There is a game with 5 positions starting in position 3. two teams have to compete against each other with tasks in math. There cannot be a draw and every round one of the teams wins. One team is stronger than the other team. They start in position three and the goal of team 1 is to reach Position five and the goal of team 2 is to reach position 1. Every round they move one position. This is the matrix.

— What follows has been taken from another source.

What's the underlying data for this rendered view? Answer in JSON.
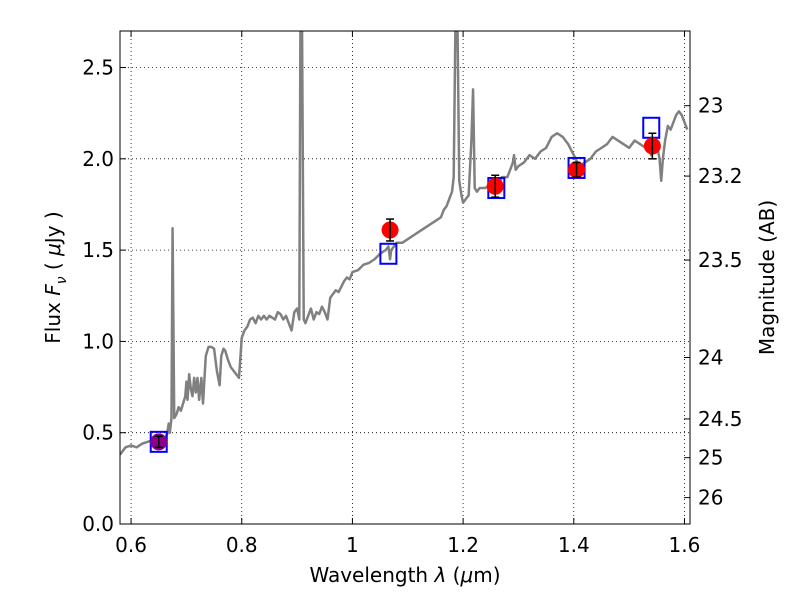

$$A=\begin{bmatrix} 0 & 0.25 & 0 & 0 & 0 \\ 1 & 0 & 0.75 & 0 & 0 \\ 0 & 0.75 & 0 & 0.75 & 0 \\ 0 & 0 & 0.25 & 0 & 0 \\ 0 & 0 & 0 & 0.25 & 1 \\ \end{bmatrix}$$
and this is the vector with a 1 on $a_{31}$ as it starts in position 3. position 1 is $a_{11}$, position 2 is $a_{21}$ and so on.
$$b=\begin{bmatrix} 0 \\ 0 \\ 1 \\ 0 \\ 0 \\ \end{bmatrix}$$
The game ends when one of the teams reach position 1 or 5.
Now my question:
$A*b$ gives us
$$\begin{bmatrix} 0 \\ 0.75 \\ 0 \\ 0.25 \\ 0 \\ \end{bmatrix}$$
Perfectly fine, the probability of position 1,3 and 5 is 0 and the probabilities of the other positions vary.
Now lets focus on $A^3*b$
$$\begin{bmatrix} 0.5625 \\ 0.28125 \\ 0 \\ 0.09375 \\ 0.0625 \\ \end{bmatrix}$$
How is it possible that there is a probability to win (land on 1 or 5)? This is not possible after three moves is it? Starting from 3 the shortest way to win is either from 3 to 2 to 1 for Team 2 or from 3 to 4 to 5 for Team 1.
I do not understand why there are probabilities for the first and fifth position.
In my point of view the matrix has to look like this: $$\begin{bmatrix} 0 \\ k \\ 0 \\ h \\ 0 \\ \end{bmatrix}$$ whereas k and h represent probabilities between 0 and 1
As the matrix shows the cumulative probability, $a_{11}$ and $a_{51}$ show the probabilities of $U^2\cdot v$.
Hence, $P(X=3)$ would be $U^3\cdot v-U^2\cdot v$.